I’ve got two tables, one where customer ID is store and another that stores each date they had a purchase on. I am stuck on keeping all new customers that don’t have a purchase date yet when querying for the max purchase date for all customers.
CustomerTable:
| CustomerID | Full_Name |
|---|---|
| 1 | John Doe |
| 2 | Jane Doe |
PurchaseDates:
| CustomerID | Purchase_Date |
|---|---|
| 1 | 11/21/2021 |
| 1 | 4/19/2003 |
I have set up a view in SQL that combines the two and queries for the MAX purchase date for each customer. The problem is that since I am using MAX, customers that have not purchased anything yet do not show up as they either do not have an entry in PurchaseDates table or their purchase_date field is blank.
My SQL View Code:
SELECT ct.CustomerID,
ct.Full_Name,
pd.Purchase_Date,
FROM CustomerTable AS ct
LEFT OUTER JOIN PurchaseDates AS pd
ON ct.CustomerID = pd.CustomerID
WHERE EXISTS (SELECT 1
FROM PurchaseDates AS pd_latest
WHERE ( CustomerID= pd.CustomerID)
GROUP BY CustomerID
HAVING ( Max(Purchase_Date) = pd.Purchase_Date))

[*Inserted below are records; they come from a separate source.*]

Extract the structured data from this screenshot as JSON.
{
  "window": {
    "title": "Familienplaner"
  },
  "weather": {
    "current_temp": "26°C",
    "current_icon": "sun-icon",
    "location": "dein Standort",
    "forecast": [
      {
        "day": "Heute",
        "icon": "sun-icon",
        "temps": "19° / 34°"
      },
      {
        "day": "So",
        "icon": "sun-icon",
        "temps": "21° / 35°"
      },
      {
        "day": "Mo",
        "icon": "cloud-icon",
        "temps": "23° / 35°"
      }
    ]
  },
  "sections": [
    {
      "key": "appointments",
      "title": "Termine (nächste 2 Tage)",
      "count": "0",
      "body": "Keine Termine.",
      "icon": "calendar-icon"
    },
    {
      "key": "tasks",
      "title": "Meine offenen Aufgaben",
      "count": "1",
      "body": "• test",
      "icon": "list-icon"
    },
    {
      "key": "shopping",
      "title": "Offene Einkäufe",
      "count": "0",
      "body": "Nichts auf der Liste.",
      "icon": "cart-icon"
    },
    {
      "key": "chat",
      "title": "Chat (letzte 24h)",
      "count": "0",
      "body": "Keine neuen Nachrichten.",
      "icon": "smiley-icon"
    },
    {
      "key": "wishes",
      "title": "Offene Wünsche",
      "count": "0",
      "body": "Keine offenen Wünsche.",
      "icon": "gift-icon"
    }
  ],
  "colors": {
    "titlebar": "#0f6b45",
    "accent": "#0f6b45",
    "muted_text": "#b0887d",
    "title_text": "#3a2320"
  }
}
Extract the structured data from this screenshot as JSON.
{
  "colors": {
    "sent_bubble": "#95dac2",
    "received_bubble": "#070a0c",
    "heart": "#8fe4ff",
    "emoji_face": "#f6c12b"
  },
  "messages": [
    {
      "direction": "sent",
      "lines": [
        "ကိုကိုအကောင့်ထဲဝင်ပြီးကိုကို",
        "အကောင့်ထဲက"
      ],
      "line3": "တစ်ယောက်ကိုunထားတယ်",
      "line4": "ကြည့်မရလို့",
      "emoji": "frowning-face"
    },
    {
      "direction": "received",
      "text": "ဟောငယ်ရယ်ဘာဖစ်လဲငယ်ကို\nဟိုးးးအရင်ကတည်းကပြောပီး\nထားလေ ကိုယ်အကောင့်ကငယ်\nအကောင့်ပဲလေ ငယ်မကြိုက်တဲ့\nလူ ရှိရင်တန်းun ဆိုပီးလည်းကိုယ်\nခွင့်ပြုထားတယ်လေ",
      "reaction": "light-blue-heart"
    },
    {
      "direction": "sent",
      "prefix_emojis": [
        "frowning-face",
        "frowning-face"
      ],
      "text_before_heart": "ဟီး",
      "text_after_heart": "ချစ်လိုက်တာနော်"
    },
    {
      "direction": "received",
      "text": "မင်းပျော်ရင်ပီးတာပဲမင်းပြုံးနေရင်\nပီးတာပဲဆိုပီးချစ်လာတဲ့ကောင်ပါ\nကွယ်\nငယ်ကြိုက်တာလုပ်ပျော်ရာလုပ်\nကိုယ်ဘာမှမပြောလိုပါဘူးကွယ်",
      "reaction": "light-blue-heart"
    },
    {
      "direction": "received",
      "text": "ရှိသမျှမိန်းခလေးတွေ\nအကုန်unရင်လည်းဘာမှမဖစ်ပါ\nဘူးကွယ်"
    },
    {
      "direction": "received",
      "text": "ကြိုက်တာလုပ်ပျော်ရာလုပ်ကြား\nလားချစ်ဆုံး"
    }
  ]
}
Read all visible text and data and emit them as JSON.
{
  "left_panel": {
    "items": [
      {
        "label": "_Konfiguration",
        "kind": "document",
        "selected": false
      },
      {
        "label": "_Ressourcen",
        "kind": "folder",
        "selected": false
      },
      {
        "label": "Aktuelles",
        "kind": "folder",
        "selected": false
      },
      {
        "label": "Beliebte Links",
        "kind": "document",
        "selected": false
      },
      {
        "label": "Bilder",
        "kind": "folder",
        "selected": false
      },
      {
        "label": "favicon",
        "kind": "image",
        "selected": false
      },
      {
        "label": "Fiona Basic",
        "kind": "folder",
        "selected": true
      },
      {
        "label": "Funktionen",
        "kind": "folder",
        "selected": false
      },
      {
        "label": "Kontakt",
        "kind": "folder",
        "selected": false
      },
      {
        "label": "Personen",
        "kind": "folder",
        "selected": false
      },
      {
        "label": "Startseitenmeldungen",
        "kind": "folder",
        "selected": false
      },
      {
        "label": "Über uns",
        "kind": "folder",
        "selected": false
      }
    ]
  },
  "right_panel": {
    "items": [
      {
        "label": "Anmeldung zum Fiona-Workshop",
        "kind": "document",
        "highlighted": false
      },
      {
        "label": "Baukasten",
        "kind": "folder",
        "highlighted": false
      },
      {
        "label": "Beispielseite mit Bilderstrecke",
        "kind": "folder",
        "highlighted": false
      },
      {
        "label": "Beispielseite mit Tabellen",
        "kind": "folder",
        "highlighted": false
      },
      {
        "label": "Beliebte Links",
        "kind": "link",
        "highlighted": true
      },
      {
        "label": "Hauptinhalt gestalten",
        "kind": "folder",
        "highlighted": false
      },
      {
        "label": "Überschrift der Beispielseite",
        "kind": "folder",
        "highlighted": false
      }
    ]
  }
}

The result in my example above yields only customerID 1 with the purchase date of 11/21/2021, but I’d like to also display CustomerID 2 with a null date for their purchase_date. Not really sure how to proceed apart from seeing that some have opted to replace all nulls with arbitrary days.
The end result should be
| CustomerID | Full_Name | Purchase_Date |
|---|---|---|
| 1 | John Doe | 11/21/2021 |
| 2 | Jane Doe |
Appreciate the help
>Solution :
You only need a single value from the PurchaseDates table so a simple correlated subquery is all you require:
select ct.CustomerID, ct.Full_Name,
(
select Max(pd.Purchase_Date)
from PurchaseDates pd
where pd.CustomerId = ct.CustomerId
) as Purchase_Date
from CustomerTable ct;
Should more than a single column be required then you could apply the appropriate row:
select ct.CustomerID, ct.Full_Name, pd.*
from CustomerTable ct
outer apply (
select top(1) *
from PurchaseDates pd
where pd.CustomerId = ct.CustomerId
order by pd.Purchase_date desc
)pd;